Serum T3 levels are remarkably stable throughout the adult life of a healthy individual. Even during iodine deficiency there is marked decrease in serum total T4, with reciprocal elevation in serum TSH, but serum T3 levels remain stable. These, and other observations, suggest that maintaining a stable serum level of T3 is a biological imperative.
However, at times individuals do exhibit a low serum T3 level and may question whether this is the result of impaired conversion of T4 to T3. As far as we know, no patient with a specific defect in either activating deiodinase (DIO), i.e. D1 and/or D2, has ever been reported in the medical/scientific literature. Incomplete clinical reports suggestive of a deiodinase defect can be sporadically found in the proceeds of endocrine or thyroid meetings, but objective evidence of a deiodinase defect is still lacking.

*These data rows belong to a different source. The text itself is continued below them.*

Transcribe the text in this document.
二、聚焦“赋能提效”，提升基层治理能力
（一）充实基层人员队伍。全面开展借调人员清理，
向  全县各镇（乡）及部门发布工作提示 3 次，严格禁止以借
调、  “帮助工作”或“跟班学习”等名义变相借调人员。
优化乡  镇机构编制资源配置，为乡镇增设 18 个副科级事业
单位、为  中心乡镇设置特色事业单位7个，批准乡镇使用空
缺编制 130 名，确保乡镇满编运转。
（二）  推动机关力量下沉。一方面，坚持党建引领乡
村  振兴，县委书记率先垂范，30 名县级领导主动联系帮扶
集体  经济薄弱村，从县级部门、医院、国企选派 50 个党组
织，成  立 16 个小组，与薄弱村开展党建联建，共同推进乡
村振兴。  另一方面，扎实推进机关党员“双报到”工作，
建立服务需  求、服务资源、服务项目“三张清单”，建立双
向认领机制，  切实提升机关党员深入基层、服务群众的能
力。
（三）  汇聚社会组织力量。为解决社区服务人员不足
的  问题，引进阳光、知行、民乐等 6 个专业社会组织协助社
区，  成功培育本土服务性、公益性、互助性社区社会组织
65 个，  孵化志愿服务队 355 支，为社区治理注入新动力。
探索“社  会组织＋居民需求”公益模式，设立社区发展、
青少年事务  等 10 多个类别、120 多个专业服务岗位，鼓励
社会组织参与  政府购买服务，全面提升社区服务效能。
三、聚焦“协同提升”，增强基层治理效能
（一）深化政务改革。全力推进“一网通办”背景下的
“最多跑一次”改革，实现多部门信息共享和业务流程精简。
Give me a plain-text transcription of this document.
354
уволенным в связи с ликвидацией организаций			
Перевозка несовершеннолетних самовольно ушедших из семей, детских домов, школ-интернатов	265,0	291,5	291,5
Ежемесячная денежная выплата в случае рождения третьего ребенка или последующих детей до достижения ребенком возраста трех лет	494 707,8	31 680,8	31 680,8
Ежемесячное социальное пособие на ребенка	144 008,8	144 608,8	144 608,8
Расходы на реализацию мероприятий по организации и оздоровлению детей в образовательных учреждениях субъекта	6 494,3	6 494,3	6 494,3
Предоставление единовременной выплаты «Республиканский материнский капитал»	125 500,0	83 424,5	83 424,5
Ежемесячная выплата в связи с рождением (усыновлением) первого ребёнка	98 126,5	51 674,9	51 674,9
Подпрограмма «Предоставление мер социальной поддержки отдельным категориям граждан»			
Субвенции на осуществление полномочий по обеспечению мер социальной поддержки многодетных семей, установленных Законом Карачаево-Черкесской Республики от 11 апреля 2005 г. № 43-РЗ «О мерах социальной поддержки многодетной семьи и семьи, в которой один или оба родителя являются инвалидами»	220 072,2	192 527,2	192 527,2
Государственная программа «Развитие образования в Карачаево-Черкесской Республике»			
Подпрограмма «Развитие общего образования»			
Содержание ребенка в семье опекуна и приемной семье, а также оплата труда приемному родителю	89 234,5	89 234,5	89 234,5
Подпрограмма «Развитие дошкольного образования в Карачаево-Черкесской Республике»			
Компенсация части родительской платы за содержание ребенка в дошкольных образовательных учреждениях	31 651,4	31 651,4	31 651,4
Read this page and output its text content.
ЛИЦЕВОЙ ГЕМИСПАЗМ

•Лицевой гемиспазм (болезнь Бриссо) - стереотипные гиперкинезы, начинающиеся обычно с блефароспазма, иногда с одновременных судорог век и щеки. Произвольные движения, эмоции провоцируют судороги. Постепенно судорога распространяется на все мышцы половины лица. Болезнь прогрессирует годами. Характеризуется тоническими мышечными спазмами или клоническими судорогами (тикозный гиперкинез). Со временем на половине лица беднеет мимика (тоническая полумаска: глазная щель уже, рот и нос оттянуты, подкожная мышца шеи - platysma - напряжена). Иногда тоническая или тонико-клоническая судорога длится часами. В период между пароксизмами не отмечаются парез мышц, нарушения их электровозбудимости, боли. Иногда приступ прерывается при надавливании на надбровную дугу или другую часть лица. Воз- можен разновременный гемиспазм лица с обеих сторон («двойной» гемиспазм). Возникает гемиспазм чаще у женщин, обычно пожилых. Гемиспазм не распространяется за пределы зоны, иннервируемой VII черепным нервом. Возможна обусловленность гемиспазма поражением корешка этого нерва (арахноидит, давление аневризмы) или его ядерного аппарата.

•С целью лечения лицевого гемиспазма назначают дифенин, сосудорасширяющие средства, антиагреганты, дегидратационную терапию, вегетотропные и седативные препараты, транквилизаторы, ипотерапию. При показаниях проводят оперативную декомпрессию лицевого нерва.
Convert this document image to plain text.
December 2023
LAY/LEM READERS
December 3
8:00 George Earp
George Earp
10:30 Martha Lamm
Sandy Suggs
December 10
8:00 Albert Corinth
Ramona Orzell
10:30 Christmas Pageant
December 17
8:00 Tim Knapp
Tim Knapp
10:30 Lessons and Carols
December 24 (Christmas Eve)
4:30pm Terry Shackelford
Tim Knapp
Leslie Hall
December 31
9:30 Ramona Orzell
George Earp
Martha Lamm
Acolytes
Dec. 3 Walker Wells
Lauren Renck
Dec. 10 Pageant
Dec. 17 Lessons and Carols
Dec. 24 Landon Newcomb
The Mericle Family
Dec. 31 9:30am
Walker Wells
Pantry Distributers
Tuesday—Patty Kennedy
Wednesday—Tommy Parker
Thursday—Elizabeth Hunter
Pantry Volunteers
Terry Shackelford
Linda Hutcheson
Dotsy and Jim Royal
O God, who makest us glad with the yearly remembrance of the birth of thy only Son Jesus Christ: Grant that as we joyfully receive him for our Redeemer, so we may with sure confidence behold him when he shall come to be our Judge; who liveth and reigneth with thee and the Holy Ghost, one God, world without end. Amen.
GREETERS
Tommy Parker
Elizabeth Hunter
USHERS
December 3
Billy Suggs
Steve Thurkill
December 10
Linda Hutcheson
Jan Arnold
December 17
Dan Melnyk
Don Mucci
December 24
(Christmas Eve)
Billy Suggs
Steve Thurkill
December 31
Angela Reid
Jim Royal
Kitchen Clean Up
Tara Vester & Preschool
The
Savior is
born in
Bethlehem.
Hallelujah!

Assuming for a moment that a hypothetical patient with a defective activating deiodinase does exist, what would such a patient exhibit in his/her thyroid profile that would prompt us to suspect of such a defect? For example, would such a patient exhibit low serum T3? The short answer is: probably not, at least based on the findings obtained in mice that do have a defect in D1 and/or D2 enzymes.
In fact, mice with a defect in D1 occur naturally (C3H mice) and they have normal serum T3. In addition, mice that have been created by scientists to lack D1, D2 or both D1 and D2, also have normal serum T3 (Christoffolete et al, Endocrinology, 2007). The studies indicate that for as long as the thyroid gland is functioning properly, a deiodinase defect is compensated for by increased thyroidal secretion of T3. A byproduct of this compensatory response is an elevation in serum levels of TSH and T4, which do not seem to be clinically relevant. These findings illustrate the ability of the hypothalamus-pituitary-thyroid axis to compensate for a defect in conversion of T4 to T3, even when the deiodinase defect is selectively targeted to pituitary gland (Fonseca et al, J Clin Invest, 2013). Thus, it is very unlikely that low serum T3 could be explained by a genetic defect in either activating deiodinase.
Of note, three families have been reported as having a global defect in the synthesis of all selenoproteins, including the three deiodinases, which results in slightly decreased serum T3 (Dumitrescu et al, Nat Genet, 2005). This is a rare condition – less than 10 individuals affected worldwide – that is unlikely to explain cases of low serum T3. In fact, low serum levels of T3 are more likely to be explained by caloric restriction, severe illness or caused by medications such as acute treatment with amiodarone, adrenal steroids or radiographic contrasts.
If a healthy thyroid gland plays such an important role in keeping a normal serum T3 in the case of a deiodinase defect, what should we expect in patients that no longer have a functional thyroid gland, such as in the case of patients that underwent surgical thyroidectomy, ablation with radioactive iodide or lost their thyroid to Hashimoto’s thyroiditis? Unfortunately, we have no pre-clinical or clinical data regarding this question but it seems logical to assume that patients with an activating deiodinase defect might exhibit low serum levels of T3, even as the serum TSH and T4 are normal. We definitively need more studies to address this important question.